Museum of Glass Taking the medieval stained glass panel as her launching pad, Judith Schaechter creates sappy, violent, and just plain weird vignettes of early 21st century life. Her recurrent themes are road kill, bathrooms, naughty women, children, and other tragedies. And it’s all executed in absolutely gorgeous swirling, fractured bits of color. 1801 East Dock St. Tacoma, 253-396-1768. 10 a.m.-5 p.m. Wed.-Sat., noon-5 p.m. Sun.

Seattle Art Museum “Only Skin Deep,” an exhibit from New York’s International Center of Photography explores the art world’s own complicity in perpetuating, even creating, racial stereotypes over the last 150 years or so. More than 300 images have been placed into five thematic groupings that address issues of identity, hierarchy, assimilation, fetishization, and more. 100 University St., 206-654-3100. 10 a.m.-5 p.m. Tues.-Sun.; 10 a.m.-9 p.m. Thurs.

Seattle Asian Art Museum “Larger than Life Heroes” presents Ukiyo-e and woodblock prints on the subject of sumo wrestling.
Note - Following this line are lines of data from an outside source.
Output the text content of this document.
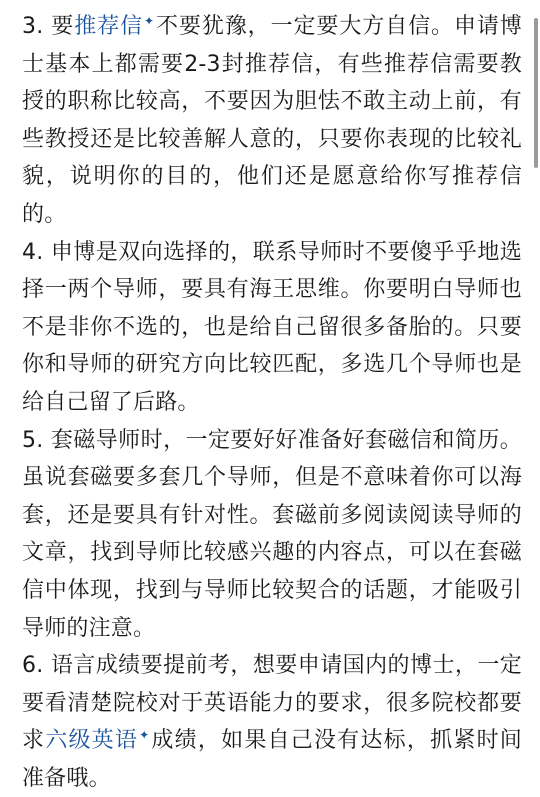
3. 要推荐信✦不要犹豫，一定要大方自信。申请博士基本上都需要2-3封推荐信，有些推荐信需要教授的职称比较高，不要因为胆怯不敢主动上前，有些教授还是比较善解人意的，只要你表现的比较礼貌，说明你的目的，他们还是愿意给你写推荐信的。

4. 申博是双向选择的，联系导师时不要傻乎乎地选择一两个导师，要具有海王思维。你要明白导师也不是非你不选的，也是给自己留很多备胎的。只要你和导师的研究方向比较匹配，多选几个导师也是给自己留了后路。

5. 套磁导师时，一定要好好准备好套磁信和简历。虽说套磁要多套几个导师，但是不意味着你可以海套，还是要具有针对性。套磁前多阅读阅读导师的文章，找到导师比较感兴趣的内容点，可以在套磁信中体现，找到与导师比较契合的话题，才能吸引导师的注意。

6. 语言成绩要提前考，想要申请国内的博士，一定要看清楚院校对于英语能力的要求，很多院校都要求六级英语✦成绩，如果自己没有达标，抓紧时间准备哦。
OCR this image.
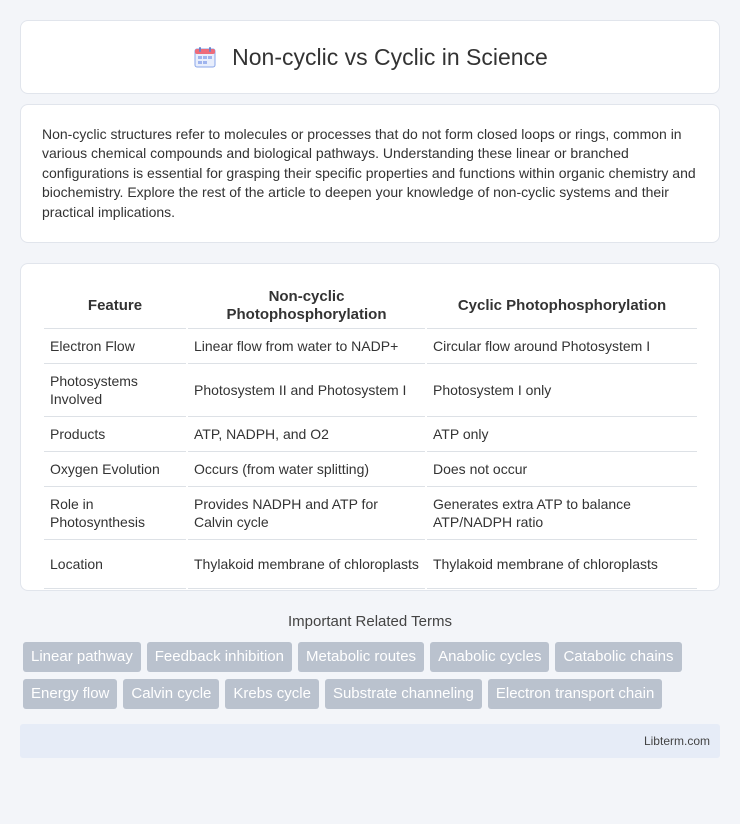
Non-cyclic vs Cyclic in Science

Non-cyclic structures refer to molecules or processes that do not form closed loops or rings, common in various chemical compounds and biological pathways. Understanding these linear or branched configurations is essential for grasping their specific properties and functions within organic chemistry and biochemistry. Explore the rest of the article to deepen your knowledge of non-cyclic systems and their practical implications.

Feature	Non-cyclic Photophosphorylation	Cyclic Photophosphorylation
Electron Flow	Linear flow from water to NADP+	Circular flow around Photosystem I
Photosystems Involved	Photosystem II and Photosystem I	Photosystem I only
Products	ATP, NADPH, and O2	ATP only
Oxygen Evolution	Occurs (from water splitting)	Does not occur
Role in Photosynthesis	Provides NADPH and ATP for Calvin cycle	Generates extra ATP to balance ATP/NADPH ratio
Location	Thylakoid membrane of chloroplasts	Thylakoid membrane of chloroplasts
Important Related Terms
Linear pathway	Feedback inhibition	Metabolic routes	Anabolic cycles	Catabolic chains
Energy flow	Calvin cycle	Krebs cycle	Substrate channeling	Electron transport chain
Libterm.com
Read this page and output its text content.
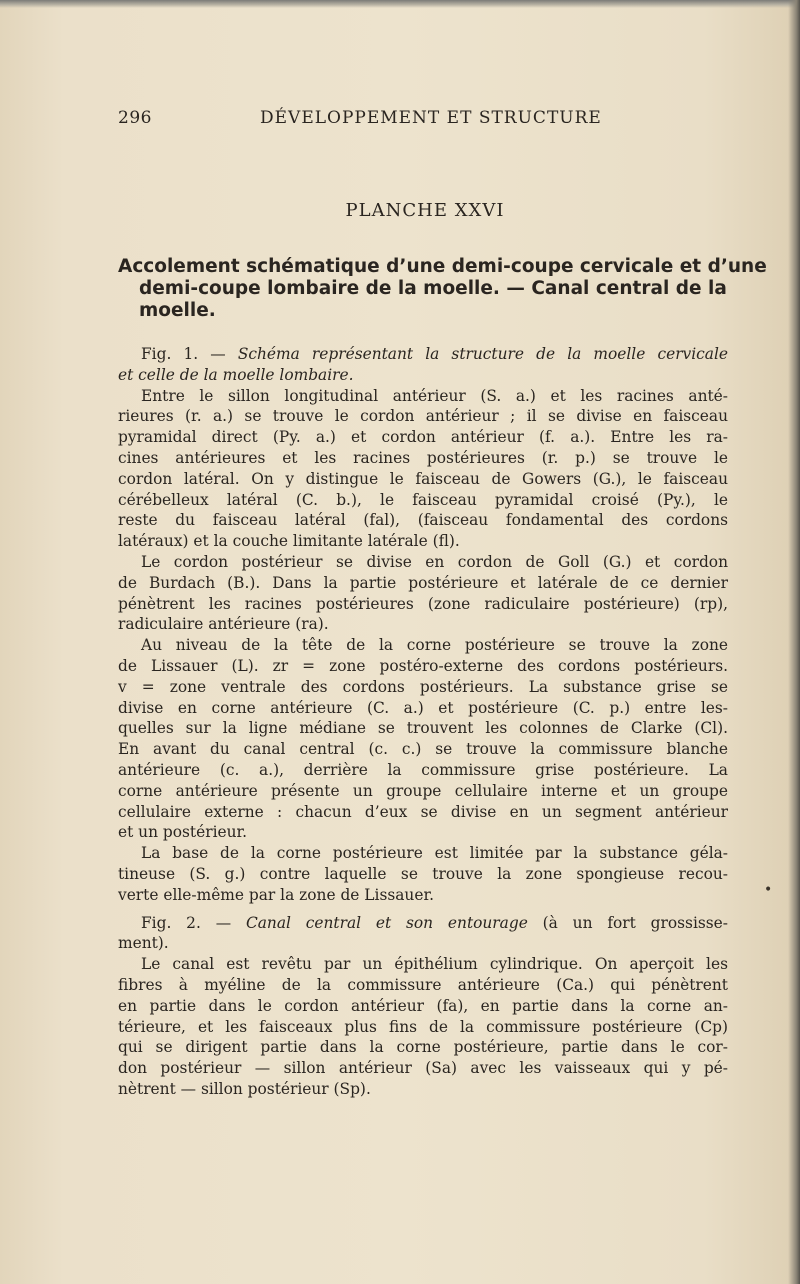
296	DÉVELOPPEMENT ET STRUCTURE
PLANCHE XXVI
Accolement schématique d’une demi-coupe cervicale et d’une
demi-coupe lombaire de la moelle. — Canal central de la
moelle.

Fig. 1. — Schéma représentant la structure de la moelle cervicale

et celle de la moelle lombaire.

Entre le sillon longitudinal antérieur (S. a.) et les racines anté-

rieures (r. a.) se trouve le cordon antérieur ; il se divise en faisceau

pyramidal direct (Py. a.) et cordon antérieur (f. a.). Entre les ra-

cines antérieures et les racines postérieures (r. p.) se trouve le

cordon latéral. On y distingue le faisceau de Gowers (G.), le faisceau

cérébelleux latéral (C. b.), le faisceau pyramidal croisé (Py.), le

reste du faisceau latéral (fal), (faisceau fondamental des cordons

latéraux) et la couche limitante latérale (fl).

Le cordon postérieur se divise en cordon de Goll (G.) et cordon

de Burdach (B.). Dans la partie postérieure et latérale de ce dernier

pénètrent les racines postérieures (zone radiculaire postérieure) (rp),

radiculaire antérieure (ra).

Au niveau de la tête de la corne postérieure se trouve la zone

de Lissauer (L). zr = zone postéro-externe des cordons postérieurs.

v = zone ventrale des cordons postérieurs. La substance grise se

divise en corne antérieure (C. a.) et postérieure (C. p.) entre les-

quelles sur la ligne médiane se trouvent les colonnes de Clarke (Cl).

En avant du canal central (c. c.) se trouve la commissure blanche

antérieure (c. a.), derrière la commissure grise postérieure. La

corne antérieure présente un groupe cellulaire interne et un groupe

cellulaire externe : chacun d’eux se divise en un segment antérieur

et un postérieur.

La base de la corne postérieure est limitée par la substance géla-

tineuse (S. g.) contre laquelle se trouve la zone spongieuse recou-

verte elle-même par la zone de Lissauer.

Fig. 2. — Canal central et son entourage (à un fort grossisse-

ment).

Le canal est revêtu par un épithélium cylindrique. On aperçoit les

fibres à myéline de la commissure antérieure (Ca.) qui pénètrent

en partie dans le cordon antérieur (fa), en partie dans la corne an-

térieure, et les faisceaux plus fins de la commissure postérieure (Cp)

qui se dirigent partie dans la corne postérieure, partie dans le cor-

don postérieur — sillon antérieur (Sa) avec les vaisseaux qui y pé-

nètrent — sillon postérieur (Sp).

•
Yup, big sweaty fat guys grappling with each other in loincloths. Volunteer Park, 1400 E. Prospect Ave., 206-625-8900. 10 a.m.-5 p.m. Wed.-Sun.; 10 a.m.-9 p.m. Thurs.

Tacoma Art Museum The theme of TAM’s latest Northwest Biennial is “Buildingwise” (guess it has something to do with the new building) and it promises 100 works by artists from Washington, Oregon, Idaho, and Montana. In “Lewis and Clark Territory,” contemporary artists investigate themes of race and place in the West 200 years after the Corps of Discovery. 1701 Pacific Ave., Tacoma, 253-272-4258. 10 a.m.-5 p.m. Tues.-Sat.; 10 a.m.-8 p.m. Thurs.; 12 p.m.-5 p.m. Sun.